A Green Roof for San Francisco
Sourced from Domus
Salesforce Transit Center sets a new paradigm for urban design in the United States. Located in San Francisco’s Transbay District, the new transit center illustrates how a dense, downtown, transit-based development can provide a sustainable alternative to a suburban, car-focused lifestyle. The transit center was developed to consolidate operations of 11 bus systems in the Bay Area and to serve as a future rail terminus for the Caltrain commuter rail and California High Speed Rail connecting San Francisco to Los Angeles.
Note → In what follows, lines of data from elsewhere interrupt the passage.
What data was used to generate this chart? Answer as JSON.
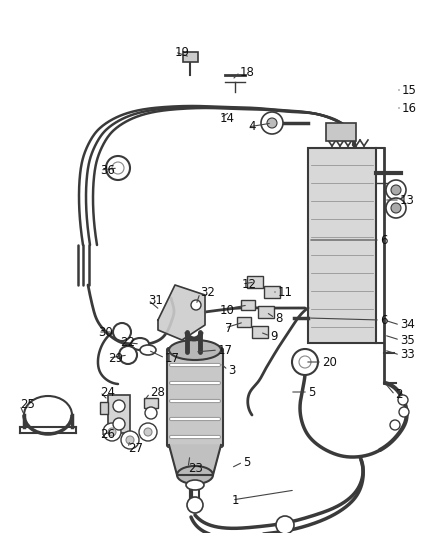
{
  "bg_color": "#ffffff",
  "line_color": "#3a3a3a",
  "label_color": "#111111",
  "fig_width": 4.38,
  "fig_height": 5.33,
  "dpi": 100,
  "pipe_lw": 2.2,
  "thin_lw": 1.0
}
Anticipated to serve over 45 million people annually, the transit center has become a transportation hub and catalyst for a new, vibrant, built-out Financial District in a once underdeveloped neighborhood in the city.
Connecting neighboring city districts
The old Transbay District became encircled by a large, elevated ramp that led from the Bay Bridge to the original 1939 Transbay Bus Terminal. The ramp enclosed the transit center from the surrounding blocks and stifled neighborhood growth. Its removal in 2010, before construction of the transit center, gave the design team an opportunity to reinvent and restore the neighborhood into a vibrant, mixed-use one.
Humanizing infrastructure
At its essence, the 1.5 million square feet facility is a large-scale piece of infrastructure designed to accommodate multiple transportation modes. Humanizing infrastructure became the critical design challenge to create a functional yet visually appealing cornerstone for community building and socio- economic development. Given the complexity of the site and scale of the project, the design team provided solutions that demonstrated ways that large-scale infrastructure projects can be humanized, making it open, friendly, supportive of the public realm, and welcoming to a range of people and interests.